Furthermore, to prevent the Israelites from being seduced by the false gods of the Canaanites, they were forbidden from marrying any of them (Exodus 34:11-15). Justice has drawn the lines.
But now, when Joshua sends two spies into Jericho to scout its defenses, they end up at a brothel managed by a woman named Rahab.
Joshua 2:2-3 And it was told the king of Jericho, saying, Behold, men have come hither to-night from the children of Israel to search out the land. And the king of Jericho sent to Rahab, saying, Bring forth the men that have come to thee, who have come into thy house: for they have come to search out all the land.
It is clear from this, that Rahab was not the only one that recognized them as Israelites.
Joshua 2:4-7 And the woman had taken and concealed the two men; and she said, Yes, the men did come unto me, but I knew not whence they were; and it came to pass when the gate had to be closed, at dark, that the men went out: I know not whither the men have gone.

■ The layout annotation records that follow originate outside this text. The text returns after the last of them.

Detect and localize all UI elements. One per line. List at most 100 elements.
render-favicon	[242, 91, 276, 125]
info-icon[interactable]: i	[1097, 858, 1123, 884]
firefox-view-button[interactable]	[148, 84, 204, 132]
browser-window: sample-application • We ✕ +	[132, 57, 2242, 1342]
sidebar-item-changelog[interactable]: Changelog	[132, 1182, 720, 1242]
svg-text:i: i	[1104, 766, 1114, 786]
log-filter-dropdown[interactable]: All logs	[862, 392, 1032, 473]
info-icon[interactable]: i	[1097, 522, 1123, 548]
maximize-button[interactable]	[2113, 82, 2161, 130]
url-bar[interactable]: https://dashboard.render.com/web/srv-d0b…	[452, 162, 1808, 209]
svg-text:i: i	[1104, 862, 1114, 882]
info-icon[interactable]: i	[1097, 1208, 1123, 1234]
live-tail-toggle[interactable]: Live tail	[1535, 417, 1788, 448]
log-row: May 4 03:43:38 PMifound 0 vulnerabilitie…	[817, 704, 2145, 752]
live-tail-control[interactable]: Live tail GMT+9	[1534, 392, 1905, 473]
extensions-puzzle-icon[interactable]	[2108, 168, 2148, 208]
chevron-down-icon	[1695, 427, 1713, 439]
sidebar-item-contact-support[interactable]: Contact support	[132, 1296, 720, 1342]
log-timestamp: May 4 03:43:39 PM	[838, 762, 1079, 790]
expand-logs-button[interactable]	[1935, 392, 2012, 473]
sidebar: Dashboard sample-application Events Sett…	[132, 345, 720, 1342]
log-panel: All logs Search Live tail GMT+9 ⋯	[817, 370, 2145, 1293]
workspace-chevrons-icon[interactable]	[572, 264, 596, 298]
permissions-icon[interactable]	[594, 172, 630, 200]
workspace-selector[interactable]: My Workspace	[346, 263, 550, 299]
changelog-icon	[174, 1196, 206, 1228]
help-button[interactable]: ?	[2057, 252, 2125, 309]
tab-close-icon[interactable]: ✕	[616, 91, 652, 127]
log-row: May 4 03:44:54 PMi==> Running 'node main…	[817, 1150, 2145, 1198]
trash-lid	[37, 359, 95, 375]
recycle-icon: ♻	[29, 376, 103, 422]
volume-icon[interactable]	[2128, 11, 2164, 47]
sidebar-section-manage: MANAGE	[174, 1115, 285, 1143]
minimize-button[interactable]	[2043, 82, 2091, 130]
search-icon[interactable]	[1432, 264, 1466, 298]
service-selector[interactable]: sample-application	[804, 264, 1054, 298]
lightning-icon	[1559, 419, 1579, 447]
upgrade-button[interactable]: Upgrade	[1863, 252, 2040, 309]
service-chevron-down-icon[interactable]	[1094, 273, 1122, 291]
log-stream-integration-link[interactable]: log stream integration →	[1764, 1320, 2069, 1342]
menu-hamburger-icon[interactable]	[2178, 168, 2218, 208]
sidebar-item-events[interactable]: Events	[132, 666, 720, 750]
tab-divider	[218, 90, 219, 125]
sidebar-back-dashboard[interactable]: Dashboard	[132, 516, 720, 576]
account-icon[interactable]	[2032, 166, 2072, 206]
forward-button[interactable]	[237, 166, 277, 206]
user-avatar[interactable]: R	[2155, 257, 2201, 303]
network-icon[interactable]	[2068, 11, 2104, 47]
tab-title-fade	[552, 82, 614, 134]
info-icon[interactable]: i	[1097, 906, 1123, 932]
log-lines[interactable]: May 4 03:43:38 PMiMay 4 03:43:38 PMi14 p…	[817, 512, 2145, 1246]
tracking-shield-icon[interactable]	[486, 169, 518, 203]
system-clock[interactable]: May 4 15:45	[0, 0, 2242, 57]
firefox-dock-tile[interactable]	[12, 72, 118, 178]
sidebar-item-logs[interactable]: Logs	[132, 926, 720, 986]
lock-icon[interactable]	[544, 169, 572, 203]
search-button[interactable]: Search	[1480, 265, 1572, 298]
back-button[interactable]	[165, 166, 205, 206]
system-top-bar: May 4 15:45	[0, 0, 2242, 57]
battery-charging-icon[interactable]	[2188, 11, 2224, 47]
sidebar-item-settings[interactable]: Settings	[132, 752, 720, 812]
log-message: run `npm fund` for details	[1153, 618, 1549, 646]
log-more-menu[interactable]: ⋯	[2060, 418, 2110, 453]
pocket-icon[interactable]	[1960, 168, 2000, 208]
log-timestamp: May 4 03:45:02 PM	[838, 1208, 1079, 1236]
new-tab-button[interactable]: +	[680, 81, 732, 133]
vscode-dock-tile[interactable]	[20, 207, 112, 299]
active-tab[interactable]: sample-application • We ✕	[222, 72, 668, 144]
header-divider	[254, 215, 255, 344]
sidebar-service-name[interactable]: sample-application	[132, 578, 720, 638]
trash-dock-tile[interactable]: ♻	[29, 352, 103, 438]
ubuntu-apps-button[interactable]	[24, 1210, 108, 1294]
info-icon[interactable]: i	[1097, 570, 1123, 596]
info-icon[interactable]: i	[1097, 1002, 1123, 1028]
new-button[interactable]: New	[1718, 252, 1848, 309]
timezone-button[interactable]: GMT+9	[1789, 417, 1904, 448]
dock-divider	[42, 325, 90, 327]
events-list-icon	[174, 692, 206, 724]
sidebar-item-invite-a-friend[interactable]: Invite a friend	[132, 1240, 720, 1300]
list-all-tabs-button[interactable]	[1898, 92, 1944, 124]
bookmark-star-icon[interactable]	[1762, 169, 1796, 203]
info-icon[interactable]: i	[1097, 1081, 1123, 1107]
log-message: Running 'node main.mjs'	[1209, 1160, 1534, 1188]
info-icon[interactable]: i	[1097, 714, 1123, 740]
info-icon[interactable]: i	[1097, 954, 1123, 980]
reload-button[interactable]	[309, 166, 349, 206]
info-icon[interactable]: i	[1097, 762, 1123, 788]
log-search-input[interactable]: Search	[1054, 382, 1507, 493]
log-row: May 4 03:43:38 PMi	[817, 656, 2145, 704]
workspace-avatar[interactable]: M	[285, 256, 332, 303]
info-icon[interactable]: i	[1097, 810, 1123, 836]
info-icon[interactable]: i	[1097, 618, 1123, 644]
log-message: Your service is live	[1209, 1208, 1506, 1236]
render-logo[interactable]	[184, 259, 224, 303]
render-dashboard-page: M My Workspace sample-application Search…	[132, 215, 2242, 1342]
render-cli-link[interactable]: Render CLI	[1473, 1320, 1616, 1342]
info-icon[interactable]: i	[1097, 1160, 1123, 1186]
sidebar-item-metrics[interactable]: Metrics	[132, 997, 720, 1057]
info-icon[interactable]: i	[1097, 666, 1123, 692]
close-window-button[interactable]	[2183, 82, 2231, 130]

Pursue after them quickly; for ye shall overtake them. But she had taken them up to the roof, and secreted them under the stalks of flax, which she had laid out on the roof. And the men pursued after them the way to the Jordan, to the fords; and when they who pursued after them had gone out, they closed the gate.
So, why did Rahab do this?
Joshua 2:8-11 And before they had lain down, she went up to them upon the roof; and said to the men, I know that Jehovah has given you the land, and that the dread of you has fallen on us, and that all the inhabitants of the land faint because of you. For we have heard that Jehovah dried up the waters of the Red sea before you when ye came out of Egypt; and what ye did to the two kings of the Amorites that were beyond the Jordan, to Sihon and to Og, whom ye utterly destroyed. We heard [of it], and our heart melted, and there remained no more spirit in any man because of you; for Jehovah your God, he is God in the heavens above and on the earth beneath.
Here we have a Canaanite, and a prostitute at that, who testifies that she knows Jehovah is THE God of Heaven and Earth. And she knows the sentence that has been passed on her and her people: that they were devoted to destruction. And she knows they have no hope of preventing it.
You see, it wasn’t only the Israelites who believed in the reality of gods. Those other people believed in gods too and they knew how to reason. And here in the face of eyewitness testimony, this Canaanite had reached the same conclusion Moses expected of all Israel: Jehovah is the Living God. So, what does she do?
Joshua 2:12-13 And now, I pray you, swear to me by Jehovah, since I have dealt kindly with you, that ye will also deal kindly with my father’s house, and give me a certain sign, that ye will let my father live, and my mother, and my brethren, and my sisters, and all that belong to them, and deliver our souls from death.
She cries out for mercy. And note that she didn’t have to be the only one to do this. Other people had seen the spies, other people knew of the same eyewitness testimony. But those other people decide to trust in their king and his city walls to defend them. But Rahab threw herself at the feet of the Mercy of the Living God.
Joshua 2:14 And the men said to her, Our lives shall pay for yours, if ye do not make this our business known; and it shall be when Jehovah shall give us the land, that we will deal kindly and truly with thee.
If you have read the story, you know how it ends. God honors the words of the spies, even miraculously. Rahab’s apartment was on the wall itself. So, when God sank the walls of Jericho into the ground, one sliver of wall remained standing up, its window declaring with a scarlet rope, to all who could see it, the faith of that Canaanite woman, and the Mercy of the Living God.
And the story does not end there. This Canaanite woman became part of the community of Israel. In fact, she married Boaz, an ancestor of King David, and became part of the lineage of the Messiah. (See the genealogy in Matthew 1.)
Justice may be black and white but Mercy is free to color outside the lines. I, for one, am not going to complain about it.